Did you catch that? $102million in a nine month period. These are taxpayer dollars we’re talking about. Think about that the next time you look at the "Federal Withholding" deduction on your paycheck stub.
This month the Occupational Safety and Health Administration issued a memorandum which seeks to clarify the extent to which OSHA will consider post-accident drug and alcohol testing to be a violation of federal regulations.
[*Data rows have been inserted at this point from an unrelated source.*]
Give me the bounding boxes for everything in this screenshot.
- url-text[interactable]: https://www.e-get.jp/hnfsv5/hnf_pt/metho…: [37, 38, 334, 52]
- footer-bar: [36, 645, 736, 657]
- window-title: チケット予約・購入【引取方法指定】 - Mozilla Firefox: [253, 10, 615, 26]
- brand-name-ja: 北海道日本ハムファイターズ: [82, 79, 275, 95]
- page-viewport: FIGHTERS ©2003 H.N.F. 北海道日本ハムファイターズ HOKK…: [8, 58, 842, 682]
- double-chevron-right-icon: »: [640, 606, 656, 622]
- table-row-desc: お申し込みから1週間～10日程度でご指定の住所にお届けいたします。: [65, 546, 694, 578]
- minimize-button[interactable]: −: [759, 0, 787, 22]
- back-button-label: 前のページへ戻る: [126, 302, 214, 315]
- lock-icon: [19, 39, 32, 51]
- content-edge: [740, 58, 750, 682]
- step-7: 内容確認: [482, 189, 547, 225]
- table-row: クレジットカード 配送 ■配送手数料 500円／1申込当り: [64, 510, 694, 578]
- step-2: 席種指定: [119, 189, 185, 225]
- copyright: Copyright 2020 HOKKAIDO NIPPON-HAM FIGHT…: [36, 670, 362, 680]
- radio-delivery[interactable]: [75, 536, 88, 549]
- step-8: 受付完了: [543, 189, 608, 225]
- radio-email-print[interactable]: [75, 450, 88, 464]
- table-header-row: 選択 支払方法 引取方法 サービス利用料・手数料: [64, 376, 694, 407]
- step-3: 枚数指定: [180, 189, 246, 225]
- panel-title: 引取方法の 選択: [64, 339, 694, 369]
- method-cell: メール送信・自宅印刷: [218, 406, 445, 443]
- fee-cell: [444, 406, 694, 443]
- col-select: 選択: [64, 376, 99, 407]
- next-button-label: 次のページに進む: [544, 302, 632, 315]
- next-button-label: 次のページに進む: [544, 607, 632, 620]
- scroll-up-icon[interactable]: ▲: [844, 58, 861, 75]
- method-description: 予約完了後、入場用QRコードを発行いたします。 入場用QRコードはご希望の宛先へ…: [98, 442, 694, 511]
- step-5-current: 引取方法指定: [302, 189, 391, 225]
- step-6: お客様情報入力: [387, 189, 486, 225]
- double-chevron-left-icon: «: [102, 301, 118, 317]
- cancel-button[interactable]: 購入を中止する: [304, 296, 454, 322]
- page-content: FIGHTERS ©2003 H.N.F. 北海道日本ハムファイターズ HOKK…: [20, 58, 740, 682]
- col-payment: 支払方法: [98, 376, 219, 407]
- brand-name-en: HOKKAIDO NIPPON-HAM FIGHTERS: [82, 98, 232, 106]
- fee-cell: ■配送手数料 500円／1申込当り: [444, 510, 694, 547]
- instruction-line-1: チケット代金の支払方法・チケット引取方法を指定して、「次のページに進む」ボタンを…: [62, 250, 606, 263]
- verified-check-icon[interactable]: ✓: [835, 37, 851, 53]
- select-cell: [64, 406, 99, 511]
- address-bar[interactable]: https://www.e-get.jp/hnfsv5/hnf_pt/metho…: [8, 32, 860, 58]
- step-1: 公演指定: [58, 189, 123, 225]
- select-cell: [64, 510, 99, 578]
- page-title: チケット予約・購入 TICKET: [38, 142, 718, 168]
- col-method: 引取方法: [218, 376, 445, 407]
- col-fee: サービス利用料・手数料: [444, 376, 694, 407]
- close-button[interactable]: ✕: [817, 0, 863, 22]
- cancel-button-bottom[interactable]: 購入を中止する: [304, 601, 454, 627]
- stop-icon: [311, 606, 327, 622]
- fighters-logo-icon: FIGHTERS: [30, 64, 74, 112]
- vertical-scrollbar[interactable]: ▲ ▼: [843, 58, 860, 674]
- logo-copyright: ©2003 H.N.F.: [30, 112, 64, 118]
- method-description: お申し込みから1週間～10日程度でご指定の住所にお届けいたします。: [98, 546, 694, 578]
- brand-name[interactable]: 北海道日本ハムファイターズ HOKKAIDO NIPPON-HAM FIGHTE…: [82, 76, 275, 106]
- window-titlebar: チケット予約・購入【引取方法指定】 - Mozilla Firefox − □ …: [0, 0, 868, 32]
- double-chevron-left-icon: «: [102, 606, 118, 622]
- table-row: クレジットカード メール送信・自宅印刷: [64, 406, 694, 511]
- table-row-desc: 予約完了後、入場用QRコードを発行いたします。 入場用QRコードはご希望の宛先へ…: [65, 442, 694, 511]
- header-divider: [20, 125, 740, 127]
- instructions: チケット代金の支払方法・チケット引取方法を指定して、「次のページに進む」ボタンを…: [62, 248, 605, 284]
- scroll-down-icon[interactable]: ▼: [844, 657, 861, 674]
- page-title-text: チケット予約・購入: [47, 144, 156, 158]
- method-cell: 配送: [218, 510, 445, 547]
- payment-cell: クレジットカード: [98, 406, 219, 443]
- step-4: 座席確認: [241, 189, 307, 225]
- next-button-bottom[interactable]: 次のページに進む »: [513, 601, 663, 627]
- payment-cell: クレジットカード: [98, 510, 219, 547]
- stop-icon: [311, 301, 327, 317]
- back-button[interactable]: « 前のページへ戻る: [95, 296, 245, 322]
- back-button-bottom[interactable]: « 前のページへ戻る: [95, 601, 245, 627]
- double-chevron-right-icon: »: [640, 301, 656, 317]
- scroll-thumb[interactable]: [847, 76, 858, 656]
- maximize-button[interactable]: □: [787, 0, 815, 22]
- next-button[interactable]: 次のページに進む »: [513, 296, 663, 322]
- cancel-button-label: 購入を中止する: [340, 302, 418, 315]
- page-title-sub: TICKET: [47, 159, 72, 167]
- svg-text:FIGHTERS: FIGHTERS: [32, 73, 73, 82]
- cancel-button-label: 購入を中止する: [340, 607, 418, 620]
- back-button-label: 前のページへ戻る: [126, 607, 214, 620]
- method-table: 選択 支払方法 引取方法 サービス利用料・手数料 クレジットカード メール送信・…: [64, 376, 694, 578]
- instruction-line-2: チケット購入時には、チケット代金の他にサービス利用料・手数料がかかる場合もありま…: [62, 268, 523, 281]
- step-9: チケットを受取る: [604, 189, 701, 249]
The memorandum addresses questions that have arisen about a rule that OSHA published in May. That rule, theElectronic Recordkeeping Rule, prohibits retaliation against employees who report workplace injuries and illnesses. In comments to that rule OSHA previously stated that the rule “does prohibit employers from using drug testing (or the threat of drug testing) as a form of adverse action against employees who report injuries or illnesses.” Those comments ignited a firestorm, and since then there has been debate as to whether all post-accident drug or alcohol testing is now prohibited.
In the new memorandum, dated October 19, 2016, OSHA’s answer to that question is “no.” It explains that the rule does not prohibit employers from drug testing employees who report work-related injuries “so long as they have an objectively reasonable basis for testing.” According to OSHA, when assessing whether the basis for testing is objectively reasonable, “the central inquiry will be whether the employer had a reasonable basis for believing that drug use by the reporting employee could have contributed to the injury.” If so, says OSHA, it would be objectively reasonable to subject the employee to a drug test. Conversely, says OSHA, “drug testing an employee whose injury could not possibly have been caused by drug use would likely violate” the rule.
Enforcement of the rule originally was scheduled to begin in August 2016 but OSHA has delayed it to December 1, 2016.